JHC: TikTok is the future. Instagram is so boring. If you ask any Gen-Z person how much time they spend on Instagram it’s like zero. If you’re a smaller brand selling fairly affordable fine jewelry pieces these are going to be your customers soon. And if you’re a high-end brand like Cartier these are going to be your customers in 20 to 30 years and you better stick your name in their heads now.
AD: Gen Z is also really coming into prime engagement time.
JHC: When I talk to my 16-year-old cousins they have never posted on Instagram before. They check Instagram once a week, scrolling through. It’s just not engaging enough.
AD: Once you’re on TikTok I feel like it’s a more fulfilling experience than Instagram. I laugh a lot and I don’t laugh looking at Instagram as much.
JHC: Instagram makes me sad.
AD: Honestly, same. It makes me a little sad.
JHC: How many 6 feet tall, gorgeous girls can I see go on vacation to Italy? I want to sit down and laugh; I don’t want to be sad about my life.
AD: At least when I see those girls on TikTok I don’t feel bad because they’re being funny and self-deprecating. It’s just not serious.
JHC: It’s Instagram versus reality. TikTok is more of that reality.
AD: I like that.
JHC: There’s also a mass subconscious movement among Gen Z that is kind of canceling this picture- perfect social media identity.

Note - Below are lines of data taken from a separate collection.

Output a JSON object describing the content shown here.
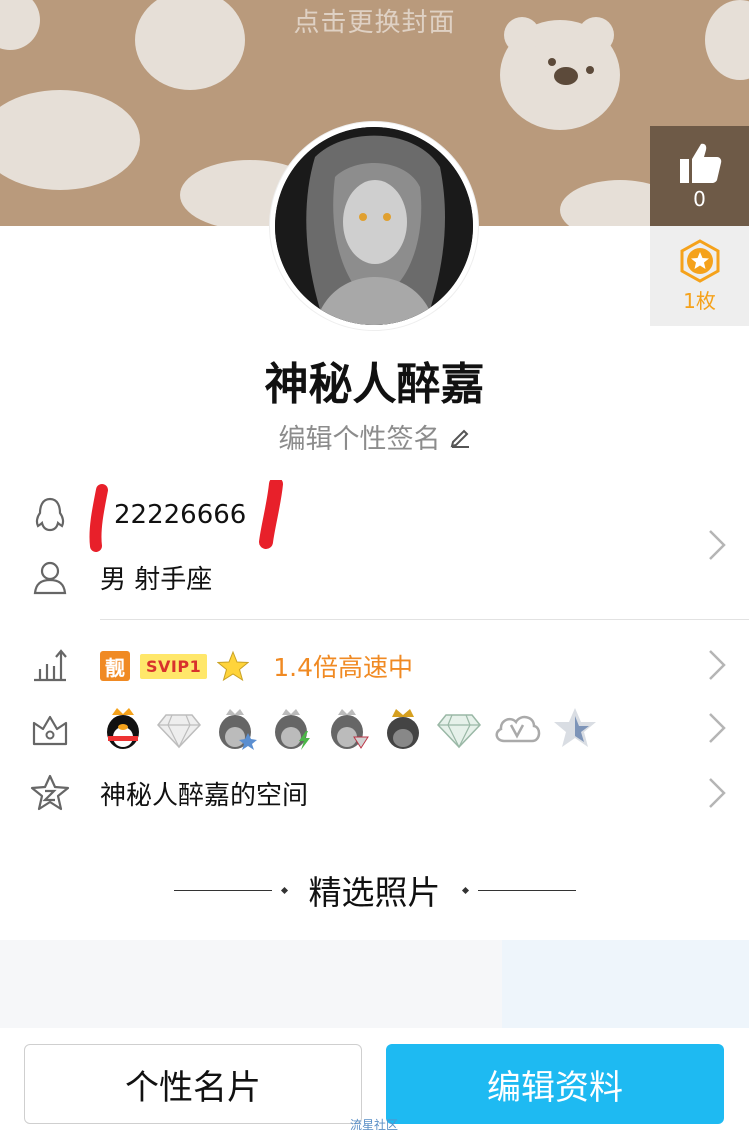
{
  "cover": {
    "hint": "点击更换封面"
  },
  "like": {
    "count": "0"
  },
  "medal": {
    "count": "1枚"
  },
  "profile": {
    "nickname": "神秘人醉嘉",
    "signature": "编辑个性签名"
  },
  "info": {
    "qq_number": "22226666",
    "gender_sign": "男 射手座"
  },
  "vip": {
    "liang": "靓",
    "svip": "SVIP1",
    "speed": "1.4倍高速中"
  },
  "medals": [
    "penguin-crown-icon",
    "diamond-icon",
    "penguin-star-icon",
    "penguin-lightning-icon",
    "penguin-gem-icon",
    "penguin-crown-dark-icon",
    "diamond-green-icon",
    "cloud-v-icon",
    "star-blue-icon"
  ],
  "space": {
    "label": "神秘人醉嘉的空间"
  },
  "section": {
    "title": "精选照片"
  },
  "buttons": {
    "card": "个性名片",
    "edit": "编辑资料"
  },
  "watermark": "流星社区",
  "colors": {
    "accent": "#1ebaf2",
    "orange": "#f08a23",
    "cover": "#b99a7c"
  }
}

AD: We need that bounce back to counter how far it’s gone one way in social media, I think.
Tell me about brand partnerships. How can brands work with you?

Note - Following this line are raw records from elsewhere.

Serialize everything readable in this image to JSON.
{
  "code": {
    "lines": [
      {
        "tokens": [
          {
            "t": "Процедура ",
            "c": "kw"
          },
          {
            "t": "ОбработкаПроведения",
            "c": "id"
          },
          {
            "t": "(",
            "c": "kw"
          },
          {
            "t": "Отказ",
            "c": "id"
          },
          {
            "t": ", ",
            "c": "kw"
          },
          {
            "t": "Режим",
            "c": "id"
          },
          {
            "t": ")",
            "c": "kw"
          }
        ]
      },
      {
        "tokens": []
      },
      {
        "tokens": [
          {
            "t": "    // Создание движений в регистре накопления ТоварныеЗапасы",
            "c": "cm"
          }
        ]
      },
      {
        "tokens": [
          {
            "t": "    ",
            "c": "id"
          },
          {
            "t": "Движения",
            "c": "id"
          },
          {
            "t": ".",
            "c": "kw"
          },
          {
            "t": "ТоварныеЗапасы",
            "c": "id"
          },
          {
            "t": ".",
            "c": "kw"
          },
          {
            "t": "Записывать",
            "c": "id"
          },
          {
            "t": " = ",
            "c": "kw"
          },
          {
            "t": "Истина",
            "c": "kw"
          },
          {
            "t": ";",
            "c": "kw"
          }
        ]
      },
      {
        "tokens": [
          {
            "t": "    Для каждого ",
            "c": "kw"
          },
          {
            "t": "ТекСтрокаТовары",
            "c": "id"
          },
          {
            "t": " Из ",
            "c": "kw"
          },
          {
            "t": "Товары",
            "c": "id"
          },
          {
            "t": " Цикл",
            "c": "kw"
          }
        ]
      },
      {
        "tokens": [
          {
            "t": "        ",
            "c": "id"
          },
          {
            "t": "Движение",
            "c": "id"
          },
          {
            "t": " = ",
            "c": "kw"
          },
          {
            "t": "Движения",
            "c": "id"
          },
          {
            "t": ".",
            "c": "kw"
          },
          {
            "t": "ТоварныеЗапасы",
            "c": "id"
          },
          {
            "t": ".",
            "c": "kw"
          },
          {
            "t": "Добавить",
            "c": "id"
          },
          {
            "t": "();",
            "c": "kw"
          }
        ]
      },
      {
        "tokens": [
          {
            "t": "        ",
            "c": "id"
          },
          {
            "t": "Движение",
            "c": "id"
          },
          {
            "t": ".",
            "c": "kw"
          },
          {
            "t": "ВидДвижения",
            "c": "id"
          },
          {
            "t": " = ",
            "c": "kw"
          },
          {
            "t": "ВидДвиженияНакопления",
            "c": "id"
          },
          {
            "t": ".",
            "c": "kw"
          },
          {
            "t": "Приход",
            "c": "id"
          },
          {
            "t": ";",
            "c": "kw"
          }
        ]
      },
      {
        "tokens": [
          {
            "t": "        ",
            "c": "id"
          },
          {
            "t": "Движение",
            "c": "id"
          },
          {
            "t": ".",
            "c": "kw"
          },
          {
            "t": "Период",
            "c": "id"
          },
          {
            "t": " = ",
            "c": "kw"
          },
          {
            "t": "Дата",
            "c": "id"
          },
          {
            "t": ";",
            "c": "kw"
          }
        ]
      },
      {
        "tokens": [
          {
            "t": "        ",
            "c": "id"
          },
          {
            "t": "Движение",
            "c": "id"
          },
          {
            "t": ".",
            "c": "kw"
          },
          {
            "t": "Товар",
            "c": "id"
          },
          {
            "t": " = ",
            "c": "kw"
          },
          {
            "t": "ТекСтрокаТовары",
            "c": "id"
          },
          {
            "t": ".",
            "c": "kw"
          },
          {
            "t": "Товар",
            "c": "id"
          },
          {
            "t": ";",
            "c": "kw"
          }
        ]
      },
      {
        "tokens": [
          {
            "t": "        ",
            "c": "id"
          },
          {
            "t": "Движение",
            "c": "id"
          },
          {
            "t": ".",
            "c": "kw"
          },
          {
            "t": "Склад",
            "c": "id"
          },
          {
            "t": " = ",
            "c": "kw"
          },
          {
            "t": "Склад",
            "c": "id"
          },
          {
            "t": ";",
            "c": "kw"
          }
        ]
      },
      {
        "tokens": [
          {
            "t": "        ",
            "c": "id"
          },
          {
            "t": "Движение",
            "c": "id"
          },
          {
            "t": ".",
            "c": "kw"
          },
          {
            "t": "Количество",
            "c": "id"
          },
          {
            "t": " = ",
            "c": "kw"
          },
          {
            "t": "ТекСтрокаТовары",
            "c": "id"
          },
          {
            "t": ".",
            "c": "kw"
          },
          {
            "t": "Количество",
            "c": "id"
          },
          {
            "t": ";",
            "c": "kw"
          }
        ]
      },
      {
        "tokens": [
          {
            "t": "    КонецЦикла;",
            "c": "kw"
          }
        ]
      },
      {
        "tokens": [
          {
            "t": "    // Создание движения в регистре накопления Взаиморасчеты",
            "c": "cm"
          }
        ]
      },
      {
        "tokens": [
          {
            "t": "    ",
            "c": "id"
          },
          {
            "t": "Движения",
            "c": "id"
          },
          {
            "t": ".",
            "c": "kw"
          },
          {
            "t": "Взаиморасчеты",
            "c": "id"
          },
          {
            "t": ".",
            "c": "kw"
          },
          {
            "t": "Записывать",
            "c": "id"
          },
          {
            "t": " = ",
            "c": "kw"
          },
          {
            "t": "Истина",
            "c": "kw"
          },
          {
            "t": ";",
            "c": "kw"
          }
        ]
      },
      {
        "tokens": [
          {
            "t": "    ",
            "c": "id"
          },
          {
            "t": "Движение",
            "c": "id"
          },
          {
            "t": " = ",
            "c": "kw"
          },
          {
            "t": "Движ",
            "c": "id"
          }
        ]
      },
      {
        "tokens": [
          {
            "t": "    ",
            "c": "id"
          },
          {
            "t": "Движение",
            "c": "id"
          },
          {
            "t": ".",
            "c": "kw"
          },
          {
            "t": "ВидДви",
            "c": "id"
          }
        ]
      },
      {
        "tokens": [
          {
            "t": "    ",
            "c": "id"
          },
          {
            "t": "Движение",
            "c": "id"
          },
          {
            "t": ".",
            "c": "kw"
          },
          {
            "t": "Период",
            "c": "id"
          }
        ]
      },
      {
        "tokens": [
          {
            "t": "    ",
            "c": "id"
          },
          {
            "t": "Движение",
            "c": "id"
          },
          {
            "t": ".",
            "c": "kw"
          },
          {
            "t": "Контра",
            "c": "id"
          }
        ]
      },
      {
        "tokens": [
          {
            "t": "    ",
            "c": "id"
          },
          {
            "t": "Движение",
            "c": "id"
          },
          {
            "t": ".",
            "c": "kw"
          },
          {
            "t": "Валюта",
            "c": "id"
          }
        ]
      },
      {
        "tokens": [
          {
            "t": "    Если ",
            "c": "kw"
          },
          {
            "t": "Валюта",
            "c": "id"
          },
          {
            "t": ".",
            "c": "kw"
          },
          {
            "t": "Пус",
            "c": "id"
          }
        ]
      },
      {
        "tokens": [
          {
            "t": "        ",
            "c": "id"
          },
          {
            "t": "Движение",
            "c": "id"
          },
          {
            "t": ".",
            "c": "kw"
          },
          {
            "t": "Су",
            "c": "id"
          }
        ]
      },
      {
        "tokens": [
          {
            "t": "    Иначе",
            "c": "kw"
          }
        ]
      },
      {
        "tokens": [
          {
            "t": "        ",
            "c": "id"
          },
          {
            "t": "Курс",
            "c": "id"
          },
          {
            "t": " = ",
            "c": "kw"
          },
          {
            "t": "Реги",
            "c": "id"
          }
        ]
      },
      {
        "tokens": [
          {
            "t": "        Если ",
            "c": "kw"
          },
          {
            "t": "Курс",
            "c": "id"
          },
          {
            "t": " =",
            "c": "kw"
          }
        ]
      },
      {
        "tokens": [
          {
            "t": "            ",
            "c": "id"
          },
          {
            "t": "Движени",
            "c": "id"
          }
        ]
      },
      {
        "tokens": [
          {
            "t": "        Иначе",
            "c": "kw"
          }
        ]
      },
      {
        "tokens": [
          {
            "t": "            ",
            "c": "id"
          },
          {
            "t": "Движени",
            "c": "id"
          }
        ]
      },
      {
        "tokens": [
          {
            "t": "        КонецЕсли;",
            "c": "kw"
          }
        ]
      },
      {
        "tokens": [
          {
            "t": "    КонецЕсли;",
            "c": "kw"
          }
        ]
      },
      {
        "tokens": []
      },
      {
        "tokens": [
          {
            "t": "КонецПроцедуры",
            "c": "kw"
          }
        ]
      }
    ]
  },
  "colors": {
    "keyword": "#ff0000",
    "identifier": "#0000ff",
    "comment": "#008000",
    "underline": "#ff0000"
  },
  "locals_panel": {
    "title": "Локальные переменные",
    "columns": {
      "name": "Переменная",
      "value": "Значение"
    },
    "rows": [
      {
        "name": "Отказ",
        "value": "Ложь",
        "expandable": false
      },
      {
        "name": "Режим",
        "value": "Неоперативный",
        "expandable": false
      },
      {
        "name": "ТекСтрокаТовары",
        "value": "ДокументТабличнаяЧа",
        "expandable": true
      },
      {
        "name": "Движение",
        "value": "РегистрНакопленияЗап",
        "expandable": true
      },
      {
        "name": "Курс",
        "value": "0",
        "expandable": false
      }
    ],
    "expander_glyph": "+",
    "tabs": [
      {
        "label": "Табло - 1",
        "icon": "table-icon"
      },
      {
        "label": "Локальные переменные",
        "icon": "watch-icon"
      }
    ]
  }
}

JHC: I reach out to a lot of brands via email and some email me, that’s mostly how I’ve done it.
AD: Is your email in your TikTok bio?
AD: So you’re able to create videos pertaining to certain merchandise from a brand?
JHC: Yeah. I have a few different formulas that I use for my collaboration videos.
A lot of brands have been pictured on celebrities so I’ll talk about that celebrity wearing them and the details of that piece, a lot of which I wouldn’t have known otherwise, like the carat weight of a stone.
I have another formula if they’re not celebrity focused. I’ll talk about why this ring from their website would be perfect for Hailey Bieber, for example.
I’ve done unboxings but it doesn’t do well. My audience doesn’t care.